Rebellious nuns. Punk artists. Ecofeminist criticism through the lens of Indigenous and Afro-Brazilian peoples.

These are all voices of a rich, cultural mosaic. And they’re all in one archive at the Arizona State University Library.

See the collection

To make an appointment to visit ASU’s Latin Americana Collection, visit ASU's Ask an Archivist page.

The Latin Americana Collection is expansive, eclectic and transdisciplinary. It covers literature, history, culture and art, social sciences, magic and medicine, and speaks to themes of overcoming resistance.

In celebration of Women’s History Month, this particular collection offers a rich variety of materials that showcase the contributions of women in Latin America.

“The Latin Americana Collection is the largest collection in the Southwest that focuses on issues of culture, gender, religion, magic and politics,” said Seonaid Valiant, associate curator for Latin American studies and interim curator for Rare Books and Manuscripts at the ASU Library.

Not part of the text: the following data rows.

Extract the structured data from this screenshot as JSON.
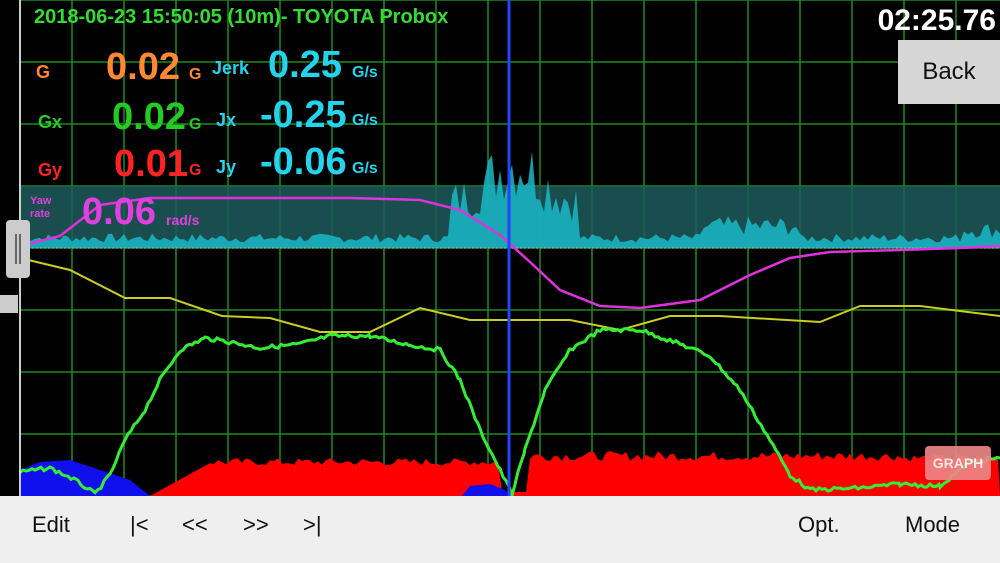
{
  "header": {
    "title": "2018-06-23 15:50:05 (10m)- TOYOTA Probox",
    "timer": "02:25.76",
    "back_label": "Back"
  },
  "readouts": {
    "g": {
      "label": "G",
      "value": "0.02",
      "unit": "G",
      "color": "#ff8833"
    },
    "gx": {
      "label": "Gx",
      "value": "0.02",
      "unit": "G",
      "color": "#22cc22"
    },
    "gy": {
      "label": "Gy",
      "value": "0.01",
      "unit": "G",
      "color": "#ff2222"
    },
    "jerk": {
      "label": "Jerk",
      "value": "0.25",
      "unit": "G/s",
      "color": "#22d4ee"
    },
    "jx": {
      "label": "Jx",
      "value": "-0.25",
      "unit": "G/s",
      "color": "#22d4ee"
    },
    "jy": {
      "label": "Jy",
      "value": "-0.06",
      "unit": "G/s",
      "color": "#22d4ee"
    },
    "yaw": {
      "label_line1": "Yaw",
      "label_line2": "rate",
      "value": "0.06",
      "unit": "rad/s",
      "color": "#e040e0"
    }
  },
  "graph_badge": "GRAPH",
  "toolbar": {
    "edit": "Edit",
    "first": "|<",
    "prev": "<<",
    "next": ">>",
    "last": ">|",
    "opt": "Opt.",
    "mode": "Mode"
  },
  "colors": {
    "grid": "#1f8a1f",
    "cursor": "#2244ff",
    "jerk_fill": "#1ab8c8",
    "gy_fill": "#ff0000",
    "neg_fill": "#1010ee",
    "speed": "#33ee33",
    "yaw": "#dd33dd",
    "other": "#cccc22"
  }
}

“It has been curated specifically to contain handmade objects and research material that express points of views of individual artists as well as communities, and that helps researchers get deeper into topics," Valiant said. "More importantly, what we have here are voices from Latin America, not just voices about Latin America.”

Dating back to the 1500s, the collection contains a mixed media of diaries, notebooks, woodcuts, correspondence, manuscripts, artists’ books, small press books and zines.

Latin American book
In this bound manuscript, 18th century nuns from the Convent of S. Phelipe de Jesús y Pobres Capuchinas de México recorded prayers and poetry. Photo by Deanna Dent/Arizona State University

It was started in the 1960s but took on a new life when Valiant was hired in 2017.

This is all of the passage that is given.